Today, the Immigration History Research Center at the University of Minnesota launches two new projects that jointly serve teachers of grade 8 and older and empower immigrants to tell their own stories: the Immigrant Stories website and new curricula available to teachers nationwide. 

A celebration at the Elmer Andersen Library, room 120 on March 9 from 4–6 p.m. will bring together teachers and immigrants who are using and benefiting from the creation of Immigrant Stories. The Educator Open House is held at 4 p.m., the program and Immigrant Stories screening is held at 5 p.m. and a reception will be held at 6 p.m. to close the evening. The event is free and open to the public. Teachers and immigrants who are using the Immigrant Stories website and curriculum, along with IHRC staff, will be available to share their experiences.

The Immigrant Stories website, produced with support from the National Endowment for the Humanities, helps immigrants tell and share their stories using whatever digital tools they have available (such as a tablet or computer). The project places storytelling tools in the hands of the people who have experienced immigration, but also helps fill the IHRC Archives and the Digital Public Library of America with the stories of a diverse group of recent immigrants. Users of Immigrant Stories gather photos, documents, text and audio to create their own 3 - 5 minute digital story.

This project defines "immigrant" broadly. The collection contains digital stories from people living outside their country of birth as well as stories created by their children and grandchildren. Immigrant Stories also welcomes stories from international students, international adoptees, and people who do not feel that their stories fit a particular, or just one, category. 

Since Immigrant Stories was piloted in 2013, more than 215 stories representing more than 45 different communities have been created and can be viewed at the Immigrant Stories website.

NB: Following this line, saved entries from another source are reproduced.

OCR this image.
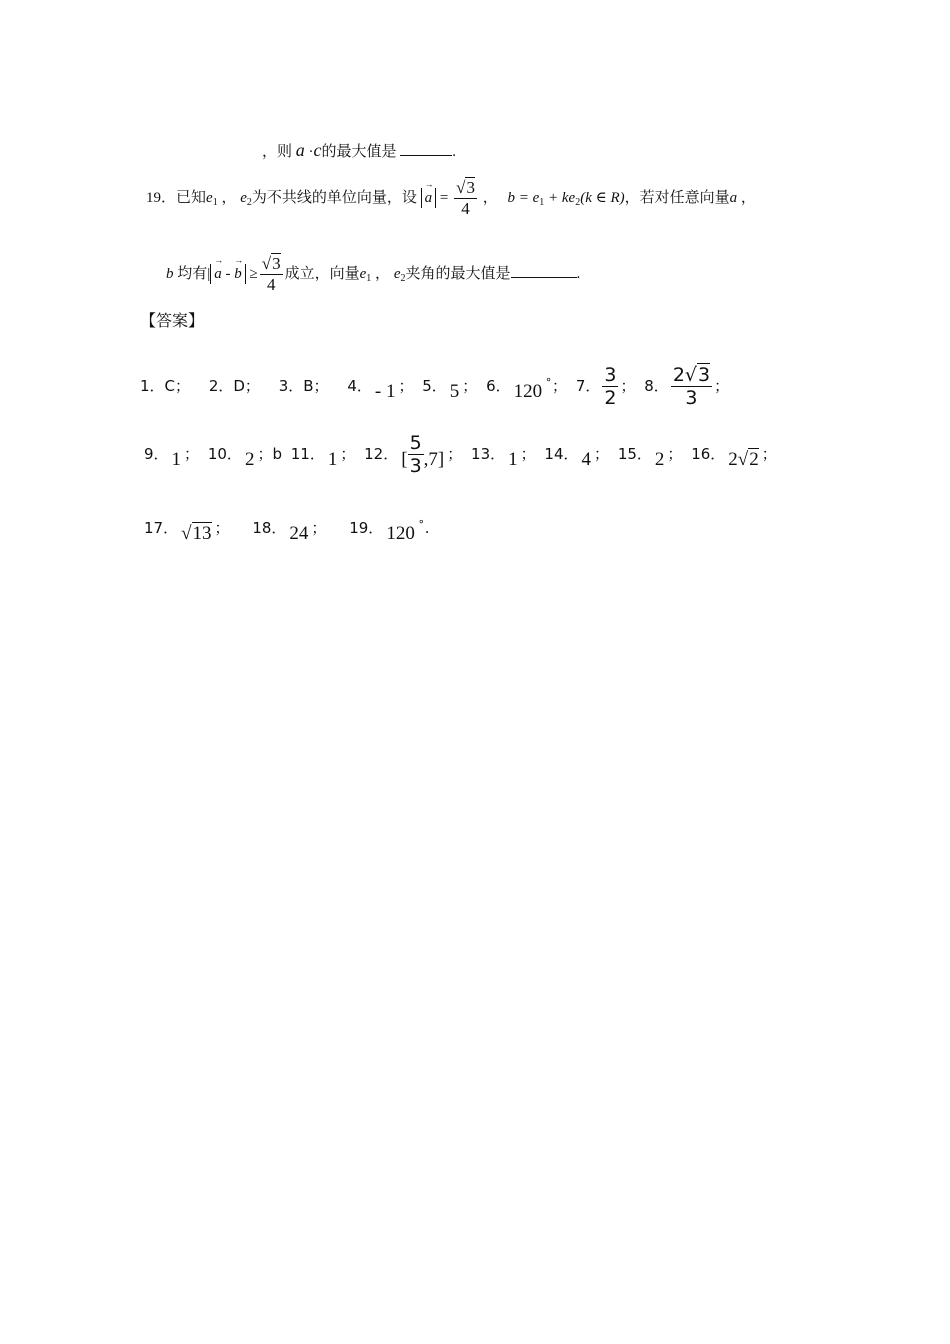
，则 a ·c的最大值是	.
19．已知$e_1$ ， $e_2$为不共线的单位向量，设 → $a = \frac{√3}{4}$ ， $b = e_1 + ke_2(k$ ∈ R)，若对任意向量a ，
b 均有| → a - → $b \ge \frac{√3}{4}$ 成立，向量$e_1$ ， $e_2$夹角的最大值是	.
【答案】
1．C； 2．D； 3．B； 4． - 1 ； 5． 5 ； 6． 120∘； 7． $\frac{3}{2}$ ； 8． $\frac{2√3}{3}$ ；
9． 1 ； 10． 2 ；b 11． 1 ； 12． [ $\frac{5}{3} ,7$] ； 13． 1 ； 14． 4 ； 15． 2 ； 16． 2√2 ；
17． √13 ； 18． 24 ； 19． 120∘.
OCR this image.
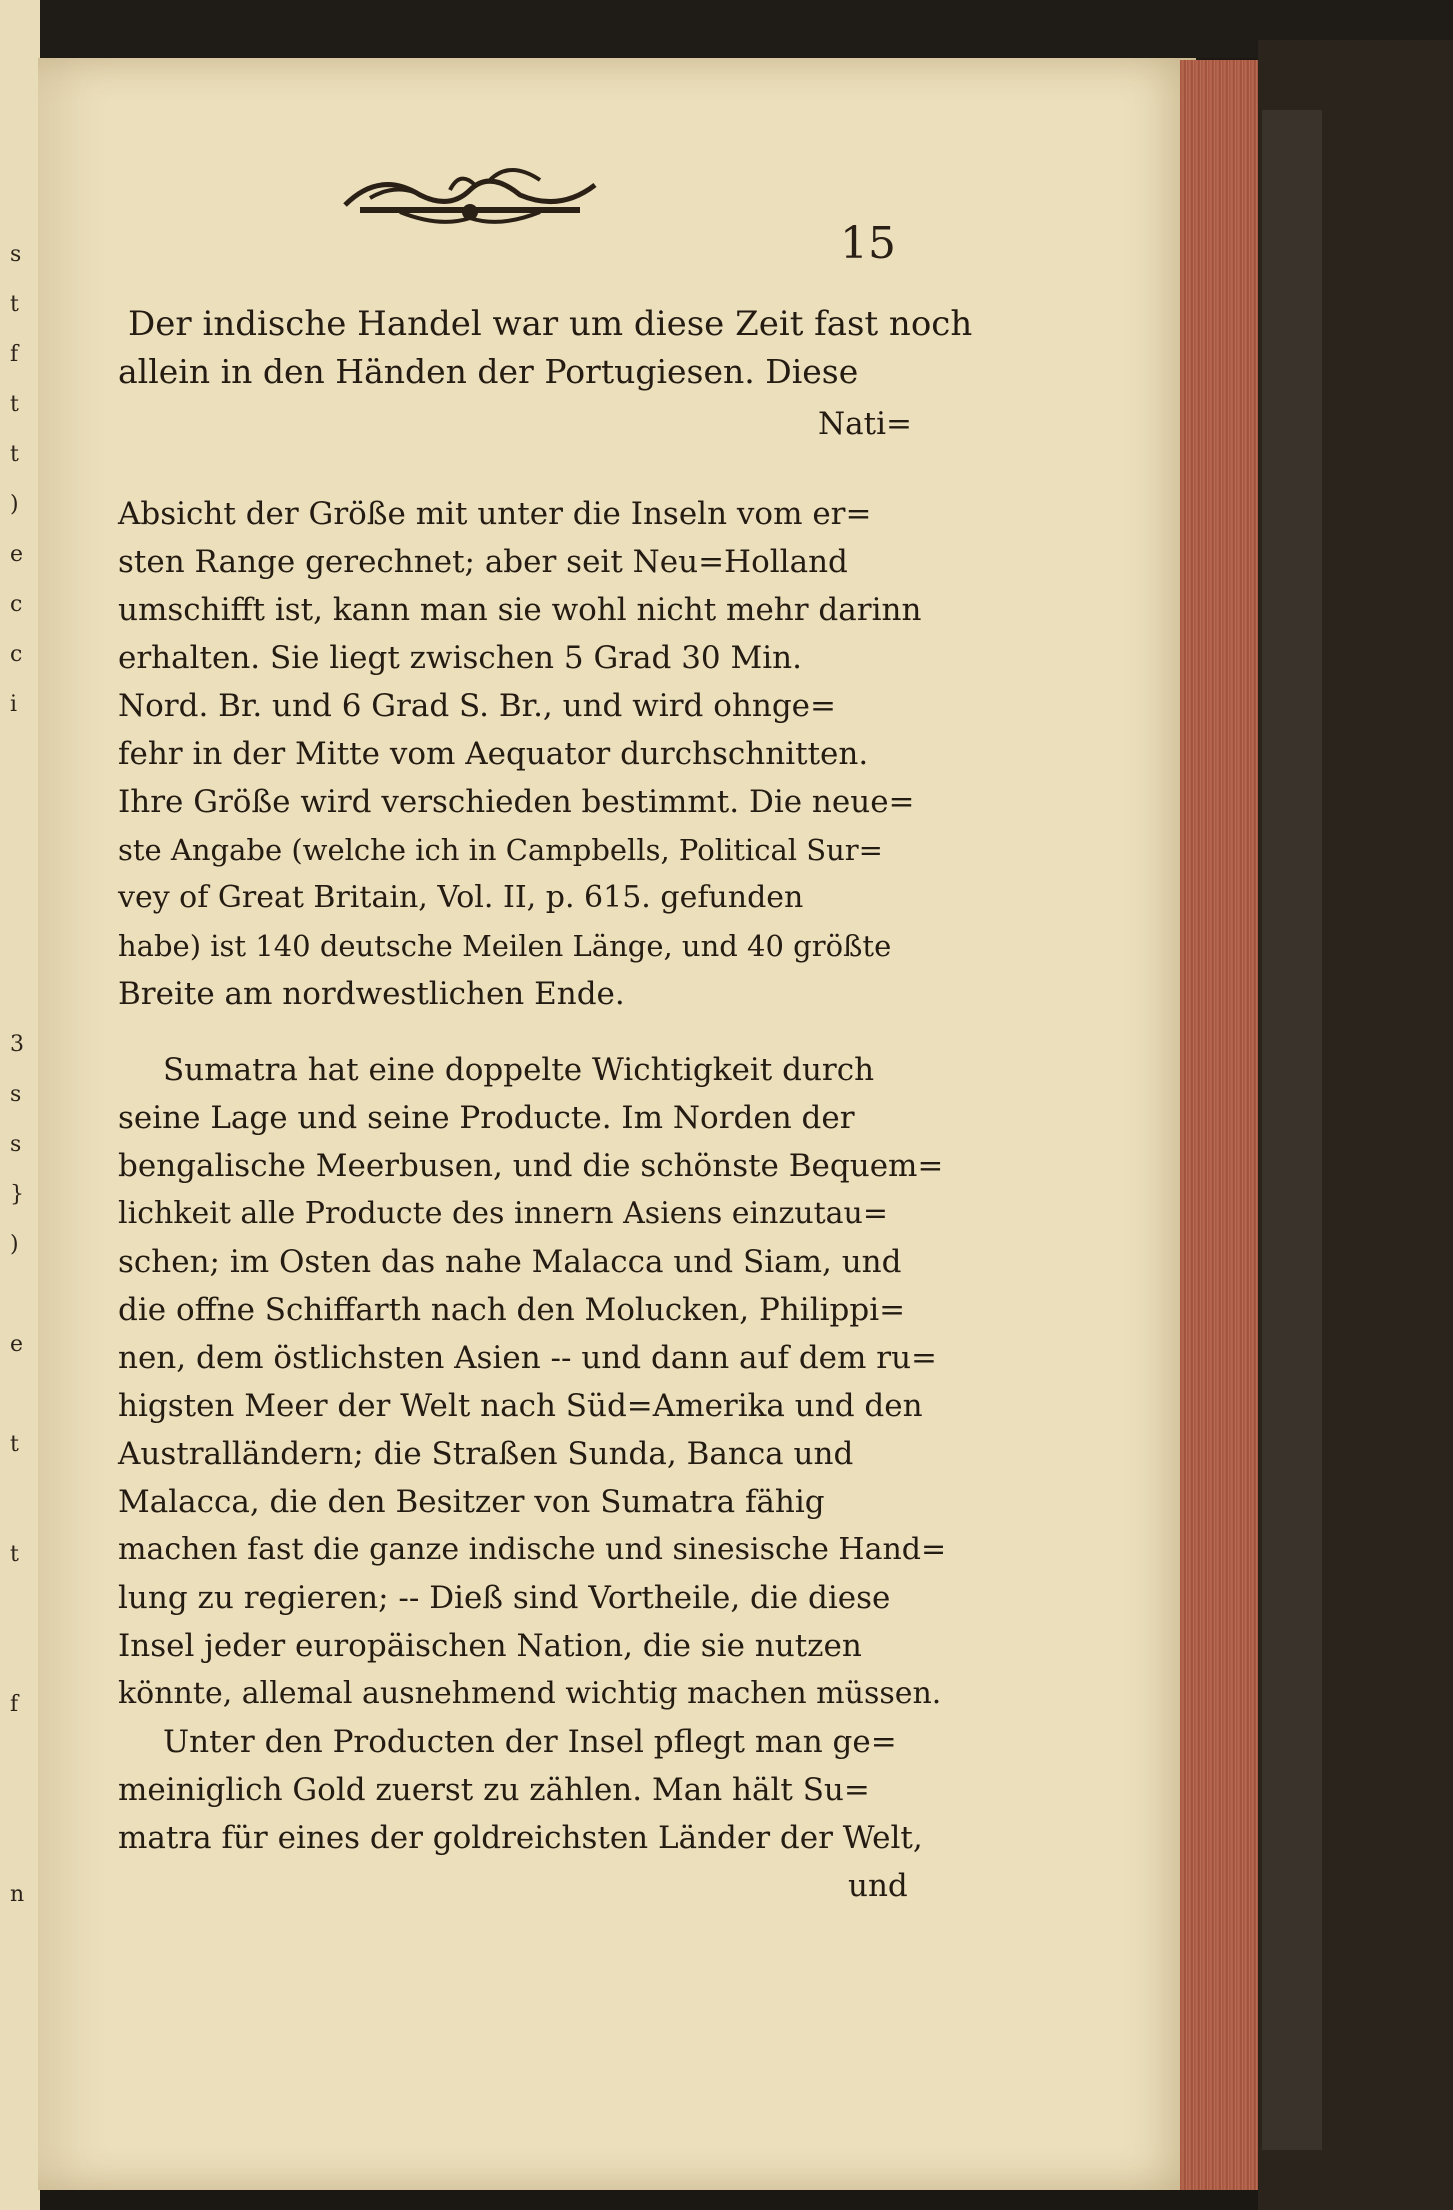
s
t
f
t
t
)
e
c
c
i
3
s
s
}
)
e
t
t
f
n
15
Der indische Handel war um diese Zeit fast noch
allein in den Händen der Portugiesen. Diese
Nati=
Absicht der Größe mit unter die Inseln vom er=
sten Range gerechnet; aber seit Neu=Holland
umschifft ist, kann man sie wohl nicht mehr darinn
erhalten. Sie liegt zwischen 5 Grad 30 Min.
Nord. Br. und 6 Grad S. Br., und wird ohnge=
fehr in der Mitte vom Aequator durchschnitten.
Ihre Größe wird verschieden bestimmt. Die neue=
ste Angabe (welche ich in Campbells, Political Sur=
vey of Great Britain, Vol. II, p. 615. gefunden
habe) ist 140 deutsche Meilen Länge, und 40 größte
Breite am nordwestlichen Ende.
Sumatra hat eine doppelte Wichtigkeit durch
seine Lage und seine Producte. Im Norden der
bengalische Meerbusen, und die schönste Bequem=
lichkeit alle Producte des innern Asiens einzutau=
schen; im Osten das nahe Malacca und Siam, und
die offne Schiffarth nach den Molucken, Philippi=
nen, dem östlichsten Asien -- und dann auf dem ru=
higsten Meer der Welt nach Süd=Amerika und den
Australländern; die Straßen Sunda, Banca und
Malacca, die den Besitzer von Sumatra fähig
machen fast die ganze indische und sinesische Hand=
lung zu regieren; -- Dieß sind Vortheile, die diese
Insel jeder europäischen Nation, die sie nutzen
könnte, allemal ausnehmend wichtig machen müssen.
Unter den Producten der Insel pflegt man ge=
meiniglich Gold zuerst zu zählen. Man hält Su=
matra für eines der goldreichsten Länder der Welt,
und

Accompanying the Immigrant Stories website are two new curricula to serve teachers. A new story-making curriculum is designed for high school, college, English language learners and public workshops. It teaches students to make their own digital stories through An additional curriculum written by the Advocates for Human Rights uses digital stories that are already in the collection to teach about immigration and refugee issues to students grade 8 and older. Both curricula are available to download from the IHRC website.